L’évolution du regard des géants de la finance sur le bitcoin (BTC) n’est plus une hypothèse : elle se confirme en direct, au plus haut niveau. Larry Fink, PDG de BlackRock a surpris hier en qualifiant le bitcoin « d’actif de la peur », tout en revenant sur son virage stratégique spectaculaire concernant les cryptomonnaies. Huit ans après avoir dénoncé le bitcoin comme un simple outil de blanchiment d’argent, le patron de BlackRock dirige aujourd’hui un des plus importants ETF Bitcoin au monde. Ce changement de posture marque-t-il un tournant définitif dans la relation entre Wall Street et la crypto ?

Du rejet à l’adoption : un virage assumé en faveur du bitcoin

Lors de son intervention au DealBook Summit mercredi, Larry Fink a reconnu un « gros changement » dans sa perception du bitcoin et des cryptos. En 2017, il déclarait que la cryptomonnaie « montrait à quel point la demande pour le blanchiment d’argent est forte dans le monde ». Huit ans plus tard, il admet que ce jugement était incomplet : « Ma façon de penser évolue constamment », a-t-il expliqué face au journaliste Andrew Ross Sorkin.

Ce revirement public n’est pas anodin : BlackRock gère désormais des milliards de dollars d’exposition au BTC, malgré la volatilité de l’actif. Ce changement de cap s’inscrit dans une dynamique plus large d’institutionnalisation du bitcoin, alors que des acteurs majeurs comme Fidelity, Grayscale ou ARK Invest multiplient les initiatives sur les ETF. Le lancement de l’IBIT illustre l’alignement croissant des outils traditionnels de la finance avec l’univers crypto, un mouvement jadis impensable au sein de firmes comme BlackRock.

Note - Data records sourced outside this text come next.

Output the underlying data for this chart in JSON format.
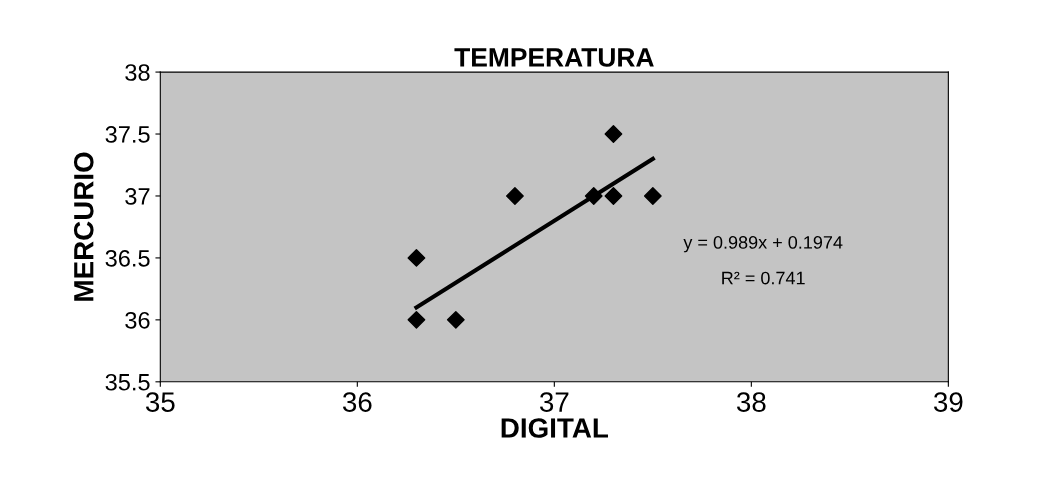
{
  "chart_data": {
    "type": "scatter",
    "title": "TEMPERATURA",
    "xlabel": "DIGITAL",
    "ylabel": "MERCURIO",
    "xlim": [
      35,
      39
    ],
    "xticks": [
      35,
      36,
      37,
      38,
      39
    ],
    "ylim": [
      35.5,
      38
    ],
    "yticks": [
      35.5,
      36,
      36.5,
      37,
      37.5,
      38
    ],
    "grid": false,
    "legend": false,
    "series": [
      {
        "color": "#000000",
        "marker": "diamond",
        "x": [
          36.3,
          36.3,
          36.5,
          36.8,
          37.2,
          37.3,
          37.3,
          37.5
        ],
        "values": [
          36.0,
          36.5,
          36.0,
          37.0,
          37.0,
          37.0,
          37.5,
          37.0
        ]
      },
      {
        "type": "line",
        "color": "#000000",
        "x": [
          36.3,
          37.5
        ],
        "values": [
          36.1,
          37.3
        ]
      }
    ],
    "annotations": [
      "y = 0.989x + 0.1974",
      "R² = 0.741"
    ]
  }
}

Un actif de peur dans un monde incertain

Mais Larry Fink n’a pas pour autant versé dans l’enthousiasme aveugle. Devant le public du DealBook Summit, il a tempéré son positionnement, en qualifiant le bitcoin « d’actif de la peur ». Selon lui, son cours fluctue fortement en fonction des tensions géopolitiques : il a cité la fin possible de la guerre en Ukraine ou un accord commercial entre les États-Unis et la Chine comme exemples ayant fait chuter le prix du BTC.

« Si vous achetez du bitcoin pour faire du trading, c’est un actif très volatil. Il faut vraiment être très bon en timing de marché, ce que peu de gens sont », a-t-il prévenu. Ces propos nuancés interviennent alors que l’ETF IBIT de BlackRock a connu des sorties nettes de plus de 2,3 milliards de dollars en novembre, avec des pics de retraits de 463 millions le 14 novembre, puis 523 millions le 18. Des chiffres qui rappellent que l’engouement institutionnel pour le bitcoin n’est ni linéaire, ni garanti.

Le virage opéré par Larry Fink illustre à quel point la perception institutionnelle du bitcoin a évolué, mais aussi combien elle reste fragile et soumise aux vents contraires du marché et de la géopolitique. En qualifiant le bitcoin « d’actif de la peur », le patron de BlackRock envoie un double signal : d’un côté, une validation partielle de l’utilité de BTC comme valeur refuge dans un monde instable ; de l’autre, un avertissement sur sa volatilité et les illusions de profit rapide. Cette posture ambivalente reflète celle de nombreux acteurs de la finance traditionnelle, encore tiraillés entre adoption stratégique et prudence tactique.